Dicho de una manera más sencilla: el banco o la entidad financiera paga una tasa relativamente baja por el dinero que recibe, pero cobra una tasa considerablemente mayor cuando lo presta. El Observatorio considera que esa diferencia funciona como una transferencia de recursos desde los hogares hacia el sistema financiero, especialmente cuando las familias recurren al crédito no para ampliar su consumo, sino para sostener gastos básicos.

El informe también plantea que la deuda no puede analizarse solamente desde los números. El sobreendeudamiento modifica la vida cotidiana, genera discusiones familiares, profundiza desigualdades y produce consecuencias emocionales como ansiedad, culpa, vergüenza y depresión.
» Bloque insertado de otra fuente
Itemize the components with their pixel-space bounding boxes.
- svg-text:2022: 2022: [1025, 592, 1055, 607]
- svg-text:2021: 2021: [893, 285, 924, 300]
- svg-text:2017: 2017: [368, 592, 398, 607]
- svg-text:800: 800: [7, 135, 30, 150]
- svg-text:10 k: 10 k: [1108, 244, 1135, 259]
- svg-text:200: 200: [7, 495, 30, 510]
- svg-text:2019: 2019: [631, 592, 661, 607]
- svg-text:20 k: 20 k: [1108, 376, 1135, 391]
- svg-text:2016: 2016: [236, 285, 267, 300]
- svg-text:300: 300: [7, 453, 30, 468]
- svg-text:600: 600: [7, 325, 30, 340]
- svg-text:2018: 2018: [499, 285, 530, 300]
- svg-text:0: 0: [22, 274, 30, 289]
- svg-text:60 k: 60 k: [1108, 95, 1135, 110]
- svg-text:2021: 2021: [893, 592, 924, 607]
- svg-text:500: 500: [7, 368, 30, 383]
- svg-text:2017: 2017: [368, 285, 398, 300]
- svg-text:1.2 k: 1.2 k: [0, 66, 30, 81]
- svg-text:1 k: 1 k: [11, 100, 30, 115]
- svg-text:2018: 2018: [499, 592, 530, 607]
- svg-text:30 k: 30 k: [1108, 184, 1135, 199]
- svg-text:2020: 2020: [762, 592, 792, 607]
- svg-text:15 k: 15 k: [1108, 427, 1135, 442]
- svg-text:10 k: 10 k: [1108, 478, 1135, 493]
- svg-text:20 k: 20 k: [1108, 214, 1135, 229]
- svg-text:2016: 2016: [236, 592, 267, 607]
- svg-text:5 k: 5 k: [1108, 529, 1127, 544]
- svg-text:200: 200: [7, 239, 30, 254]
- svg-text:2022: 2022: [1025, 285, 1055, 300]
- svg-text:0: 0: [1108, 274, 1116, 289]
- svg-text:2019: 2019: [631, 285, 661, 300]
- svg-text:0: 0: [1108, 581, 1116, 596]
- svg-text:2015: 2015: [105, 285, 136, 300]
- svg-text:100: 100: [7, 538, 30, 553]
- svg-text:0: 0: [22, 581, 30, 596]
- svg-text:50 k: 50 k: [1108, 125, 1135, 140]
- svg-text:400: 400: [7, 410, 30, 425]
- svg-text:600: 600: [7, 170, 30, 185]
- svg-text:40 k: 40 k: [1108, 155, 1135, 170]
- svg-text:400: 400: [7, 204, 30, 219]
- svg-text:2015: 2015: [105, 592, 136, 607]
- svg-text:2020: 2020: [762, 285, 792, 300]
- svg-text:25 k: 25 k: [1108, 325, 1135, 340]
A su vez, existen al menos 18 proyectos legislativos destinados a aliviar la situación, mientras desde el Gobierno nacional se ha atribuido parte de la morosidad a la falta de conocimientos financieros.
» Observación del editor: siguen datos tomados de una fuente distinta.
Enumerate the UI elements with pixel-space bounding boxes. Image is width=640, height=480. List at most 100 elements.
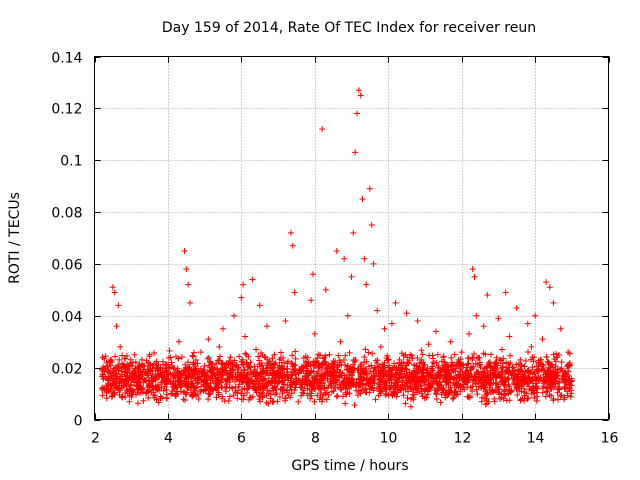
data-point [529,374,536,381]
data-point [554,389,561,396]
data-point [334,381,341,388]
data-point [355,87,362,94]
data-point [416,364,423,371]
data-point [123,376,130,383]
data-point [502,391,509,398]
data-point [318,360,325,367]
data-point [216,353,223,360]
data-point [465,355,472,362]
data-point [342,400,349,407]
data-point [271,361,278,368]
data-point [157,393,164,400]
data-point [352,149,359,156]
y-tick-label: 0.1 [60,154,82,170]
data-point [513,305,520,312]
data-point [308,369,315,376]
data-point [222,388,229,395]
data-point [107,385,114,392]
data-point [245,385,252,392]
data-point [192,356,199,363]
data-point [158,394,165,401]
data-point [464,384,471,391]
data-point [399,378,406,385]
data-point [388,379,395,386]
data-point [140,366,147,373]
data-point [313,378,320,385]
data-point [323,396,330,403]
data-point [558,359,565,366]
data-point [470,364,477,371]
data-point [365,379,372,386]
data-point [219,360,226,367]
data-point [389,371,396,378]
data-point [106,359,113,366]
data-point [161,377,168,384]
data-point [350,361,357,368]
data-point [185,281,192,288]
data-point [265,400,272,407]
data-point [486,359,493,366]
data-point [252,371,259,378]
data-point [190,361,197,368]
data-point [511,367,518,374]
data-point [437,399,444,406]
data-point [546,391,553,398]
data-point [264,323,271,330]
data-point [370,374,377,381]
data-point [425,388,432,395]
data-point [284,382,291,389]
x-tick-label: 4 [164,431,173,447]
data-point [184,365,191,372]
data-point [560,396,567,403]
x-tick-label: 14 [527,431,545,447]
data-point [104,382,111,389]
data-point [183,266,190,273]
data-point [465,330,472,337]
data-point [190,367,197,374]
data-point [143,370,150,377]
data-point [244,389,251,396]
data-point [110,372,117,379]
data-point [226,367,233,374]
data-point [410,369,417,376]
data-point [337,369,344,376]
data-point [255,353,262,360]
data-point [159,358,166,365]
data-point [205,336,212,343]
data-point [568,390,575,397]
plot-frame [94,56,609,420]
data-point [303,367,310,374]
data-point [548,372,555,379]
data-point [553,350,560,357]
data-point [317,352,324,359]
data-point [317,390,324,397]
data-point [449,395,456,402]
data-point [102,353,109,360]
data-point [550,299,557,306]
data-point [263,365,270,372]
data-point [496,356,503,363]
data-point [134,400,141,407]
data-point [135,365,142,372]
data-point [489,369,496,376]
data-point [449,366,456,373]
data-point [113,371,120,378]
data-point [127,382,134,389]
data-point [530,387,537,394]
data-point [564,388,571,395]
data-point [442,368,449,375]
data-point [508,372,515,379]
data-point [464,393,471,400]
data-point [528,343,535,350]
data-point [234,369,241,376]
x-tick-label: 10 [380,431,398,447]
data-point [408,385,415,392]
data-point [377,373,384,380]
data-point [402,400,409,407]
data-point [213,394,220,401]
data-point [352,357,359,364]
data-point [357,369,364,376]
data-point [196,373,203,380]
data-point [341,255,348,262]
data-point [212,375,219,382]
El diagnóstico del Observatorio apunta, sin embargo, a un problema estructural vinculado con la caída del salario real y la pérdida de capacidad de pago. Cuando los ingresos dejan de cubrir la comida, los servicios y las obligaciones mensuales, la deuda ya no aparece como una elección financiera sino como la última herramienta disponible para sostener el hogar. El problema comienza cuando llega el vencimiento y la familia necesita pedir otro crédito para pagar el anterior.

El estudio no presenta datos específicos para Río Mayo, pero el panorama de la Patagonia Sur permite advertir una tendencia que también puede observarse en localidades pequeñas: mayor utilización de tarjetas y billeteras, refinanciaciones permanentes y comercios que venden cada vez más mediante pagos diferidos. La deuda permite mantener momentáneamente el consumo, aunque termina comprometiendo una parte creciente de los ingresos futuros.

La conclusión es clara: millones de argentinos no se endeudan para mejorar su nivel de vida, sino para sostenerlo. La tarjeta, el préstamo y la billetera virtual están reemplazando al salario que ya no alcanza, mientras los intereses amplían la distancia entre lo que las familias cobran y lo que finalmente deben pagar.